Shredded Tofu and Black Bean Quesadillas

Ingredients

Shredded tofu chicken

  • 10 oz firm tofu, pressed
  • 1 no chicken bouillon or 1/2 tablespoon vegan chicken soup base
  • 3 tablespoons warm water
  • 1.5 tablespoons nutritional yeast
  • 3 teaspoons neutral oil
  • 1 teaspoon onion powder
  • 1 teaspoon garlic powder
  • salt and pepper to taste

Quesadilla filling

  • 1 can (15 oz) black beans
  • 3 tablespoons finely chopped cilantro
  • 3/4 to 1 cup shredded vegan cheese
  • 3 (8-inch) flour tortillas

Optional toppings

  • salsa
  • guacamole
  • sour cream

Preparation

  1. Using a large holed cheese grater, shred the tofu block into a large mixing bowl and dry the shreds with a kitchen towel. Set aside.

  2. Combine the chicken marinade ingredients in a small food processor or blender until smooth. Gently mix the marinade with the tofu shreds using a wooden spoon to coat.

  3. Evenly spread the shredded tofu in one layer on a parchment-lined baking tray. Bake in a preheated oven at 400°F for 15-25 minutes until golden and crispy, shaking the tray halfway through.

  4. Mash the black beans using the back of a fork, then combine with cilantro in a medium mixing bowl.

  5. In a large non-stick pan over medium heat, warm a tortilla and layer with 1/4 cup cheese. Cover the pan with a lid to help melt the cheese.

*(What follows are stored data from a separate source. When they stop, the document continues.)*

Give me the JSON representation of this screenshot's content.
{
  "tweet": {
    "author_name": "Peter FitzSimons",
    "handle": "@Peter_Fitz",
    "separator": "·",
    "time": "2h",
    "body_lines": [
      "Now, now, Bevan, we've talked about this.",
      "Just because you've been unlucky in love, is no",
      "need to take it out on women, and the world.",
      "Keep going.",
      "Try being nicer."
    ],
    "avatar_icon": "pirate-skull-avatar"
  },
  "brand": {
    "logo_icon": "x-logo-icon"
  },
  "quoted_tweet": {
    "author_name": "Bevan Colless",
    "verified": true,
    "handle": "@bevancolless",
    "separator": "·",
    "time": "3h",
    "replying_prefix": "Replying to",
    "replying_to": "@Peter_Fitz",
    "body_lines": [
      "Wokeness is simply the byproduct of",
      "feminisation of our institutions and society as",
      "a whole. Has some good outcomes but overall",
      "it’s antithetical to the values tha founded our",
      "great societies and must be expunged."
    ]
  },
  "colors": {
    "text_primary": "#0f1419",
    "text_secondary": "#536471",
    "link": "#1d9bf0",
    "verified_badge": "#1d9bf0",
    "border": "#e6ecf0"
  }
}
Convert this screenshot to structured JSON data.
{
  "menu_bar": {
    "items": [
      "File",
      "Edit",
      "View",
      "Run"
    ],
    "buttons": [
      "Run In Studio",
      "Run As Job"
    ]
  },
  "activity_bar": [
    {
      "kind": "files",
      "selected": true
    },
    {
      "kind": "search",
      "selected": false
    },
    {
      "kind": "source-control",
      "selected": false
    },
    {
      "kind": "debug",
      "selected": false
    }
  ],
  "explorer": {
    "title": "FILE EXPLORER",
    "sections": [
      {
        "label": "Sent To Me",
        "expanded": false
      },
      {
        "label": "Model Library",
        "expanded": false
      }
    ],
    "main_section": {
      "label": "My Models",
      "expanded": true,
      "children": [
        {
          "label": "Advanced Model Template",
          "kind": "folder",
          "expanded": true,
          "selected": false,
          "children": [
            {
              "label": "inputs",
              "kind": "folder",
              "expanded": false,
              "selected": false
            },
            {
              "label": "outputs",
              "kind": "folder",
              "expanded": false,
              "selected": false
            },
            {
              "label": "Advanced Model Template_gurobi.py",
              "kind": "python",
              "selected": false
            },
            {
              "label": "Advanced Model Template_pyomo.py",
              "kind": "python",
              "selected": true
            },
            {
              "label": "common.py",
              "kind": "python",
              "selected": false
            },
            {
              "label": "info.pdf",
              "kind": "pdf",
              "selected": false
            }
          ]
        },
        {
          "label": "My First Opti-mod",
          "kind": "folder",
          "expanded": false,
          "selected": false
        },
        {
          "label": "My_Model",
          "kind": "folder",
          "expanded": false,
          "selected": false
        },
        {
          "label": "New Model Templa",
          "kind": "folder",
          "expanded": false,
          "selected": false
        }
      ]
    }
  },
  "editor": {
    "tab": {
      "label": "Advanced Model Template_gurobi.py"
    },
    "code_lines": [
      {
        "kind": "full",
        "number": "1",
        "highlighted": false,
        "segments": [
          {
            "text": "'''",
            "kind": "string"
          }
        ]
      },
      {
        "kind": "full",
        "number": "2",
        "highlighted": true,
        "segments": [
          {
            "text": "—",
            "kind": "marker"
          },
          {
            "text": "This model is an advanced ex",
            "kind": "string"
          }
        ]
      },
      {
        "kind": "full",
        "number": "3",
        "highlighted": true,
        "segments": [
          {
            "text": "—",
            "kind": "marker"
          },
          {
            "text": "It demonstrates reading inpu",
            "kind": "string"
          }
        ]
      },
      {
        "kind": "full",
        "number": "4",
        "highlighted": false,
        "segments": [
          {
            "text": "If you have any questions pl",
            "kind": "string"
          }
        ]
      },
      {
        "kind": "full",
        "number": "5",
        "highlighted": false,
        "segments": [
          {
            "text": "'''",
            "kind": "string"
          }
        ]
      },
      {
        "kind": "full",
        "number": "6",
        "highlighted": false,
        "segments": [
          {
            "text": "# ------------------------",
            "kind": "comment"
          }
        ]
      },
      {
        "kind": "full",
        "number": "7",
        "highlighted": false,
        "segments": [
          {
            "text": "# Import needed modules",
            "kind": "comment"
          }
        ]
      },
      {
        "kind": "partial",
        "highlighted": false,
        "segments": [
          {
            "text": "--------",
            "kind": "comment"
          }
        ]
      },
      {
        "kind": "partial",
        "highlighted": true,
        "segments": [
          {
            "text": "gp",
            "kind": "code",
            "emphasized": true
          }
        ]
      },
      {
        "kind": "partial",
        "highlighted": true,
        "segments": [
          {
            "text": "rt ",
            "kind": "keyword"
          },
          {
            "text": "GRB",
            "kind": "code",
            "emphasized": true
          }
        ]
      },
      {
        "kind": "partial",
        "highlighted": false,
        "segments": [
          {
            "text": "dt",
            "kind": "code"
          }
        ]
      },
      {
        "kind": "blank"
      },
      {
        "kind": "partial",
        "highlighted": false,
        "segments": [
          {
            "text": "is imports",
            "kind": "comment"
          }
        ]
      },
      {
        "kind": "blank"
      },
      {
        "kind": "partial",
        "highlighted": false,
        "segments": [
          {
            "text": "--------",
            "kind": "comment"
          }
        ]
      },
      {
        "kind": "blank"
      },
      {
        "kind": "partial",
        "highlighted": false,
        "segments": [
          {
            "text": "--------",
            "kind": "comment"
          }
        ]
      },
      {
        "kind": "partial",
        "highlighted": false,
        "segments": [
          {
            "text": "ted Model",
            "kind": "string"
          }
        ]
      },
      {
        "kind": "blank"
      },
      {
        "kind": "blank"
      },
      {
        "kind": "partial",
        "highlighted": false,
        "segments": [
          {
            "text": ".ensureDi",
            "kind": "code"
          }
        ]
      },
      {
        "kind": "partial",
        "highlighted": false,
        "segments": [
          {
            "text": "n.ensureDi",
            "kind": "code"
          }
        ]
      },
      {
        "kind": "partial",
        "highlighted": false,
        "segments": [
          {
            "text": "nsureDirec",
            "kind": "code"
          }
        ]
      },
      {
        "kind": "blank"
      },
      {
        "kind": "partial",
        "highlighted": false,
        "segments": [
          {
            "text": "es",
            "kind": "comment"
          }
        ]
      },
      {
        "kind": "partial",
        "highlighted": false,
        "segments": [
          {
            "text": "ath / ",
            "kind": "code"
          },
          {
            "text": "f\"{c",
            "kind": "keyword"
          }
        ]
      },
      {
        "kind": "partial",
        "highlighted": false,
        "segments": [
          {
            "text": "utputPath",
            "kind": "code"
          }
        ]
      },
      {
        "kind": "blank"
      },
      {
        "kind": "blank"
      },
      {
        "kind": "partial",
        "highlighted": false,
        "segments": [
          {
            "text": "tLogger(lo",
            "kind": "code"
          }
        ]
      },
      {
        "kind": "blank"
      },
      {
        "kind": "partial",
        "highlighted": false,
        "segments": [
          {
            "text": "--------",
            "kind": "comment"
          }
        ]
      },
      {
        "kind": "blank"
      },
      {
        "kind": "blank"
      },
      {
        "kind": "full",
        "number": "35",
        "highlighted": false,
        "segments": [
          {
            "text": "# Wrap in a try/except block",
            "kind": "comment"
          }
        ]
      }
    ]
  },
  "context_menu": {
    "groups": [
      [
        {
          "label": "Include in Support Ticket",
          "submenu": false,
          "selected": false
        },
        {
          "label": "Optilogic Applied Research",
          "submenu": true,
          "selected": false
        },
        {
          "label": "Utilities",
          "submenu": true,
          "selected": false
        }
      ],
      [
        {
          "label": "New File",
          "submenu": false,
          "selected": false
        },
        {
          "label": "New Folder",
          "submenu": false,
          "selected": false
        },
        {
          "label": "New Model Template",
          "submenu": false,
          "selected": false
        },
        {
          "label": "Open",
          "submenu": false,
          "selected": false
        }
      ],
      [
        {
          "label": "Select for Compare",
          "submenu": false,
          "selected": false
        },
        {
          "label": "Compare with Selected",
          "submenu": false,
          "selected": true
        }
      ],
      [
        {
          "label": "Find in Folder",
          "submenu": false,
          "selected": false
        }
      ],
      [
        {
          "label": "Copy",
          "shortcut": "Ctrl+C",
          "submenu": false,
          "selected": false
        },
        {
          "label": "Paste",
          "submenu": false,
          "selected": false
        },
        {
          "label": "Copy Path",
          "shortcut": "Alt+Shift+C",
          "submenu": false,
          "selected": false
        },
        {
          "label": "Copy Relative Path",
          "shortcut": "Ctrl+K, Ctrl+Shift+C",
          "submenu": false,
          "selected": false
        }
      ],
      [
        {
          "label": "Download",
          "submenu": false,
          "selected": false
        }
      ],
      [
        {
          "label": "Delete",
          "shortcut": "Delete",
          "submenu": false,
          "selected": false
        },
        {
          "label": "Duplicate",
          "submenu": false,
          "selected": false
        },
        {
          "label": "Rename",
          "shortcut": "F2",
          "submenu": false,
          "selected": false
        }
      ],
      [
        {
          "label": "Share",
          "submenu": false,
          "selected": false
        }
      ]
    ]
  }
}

  6. Once the cheese is partially melted, layer half of the tortilla with 2-3 tablespoons of mashed beans and top with 1/2 cup tofu shreds. Fold the tortilla over the filling and press with a spatula to seal.

  7. Cook until the tortilla is golden and crisp, then flip to crisp the remaining side. Repeat to make 3 quesadillas.

Tips

  1. Top the quesadillas with salsa, guacamole, and non-dairy sour cream.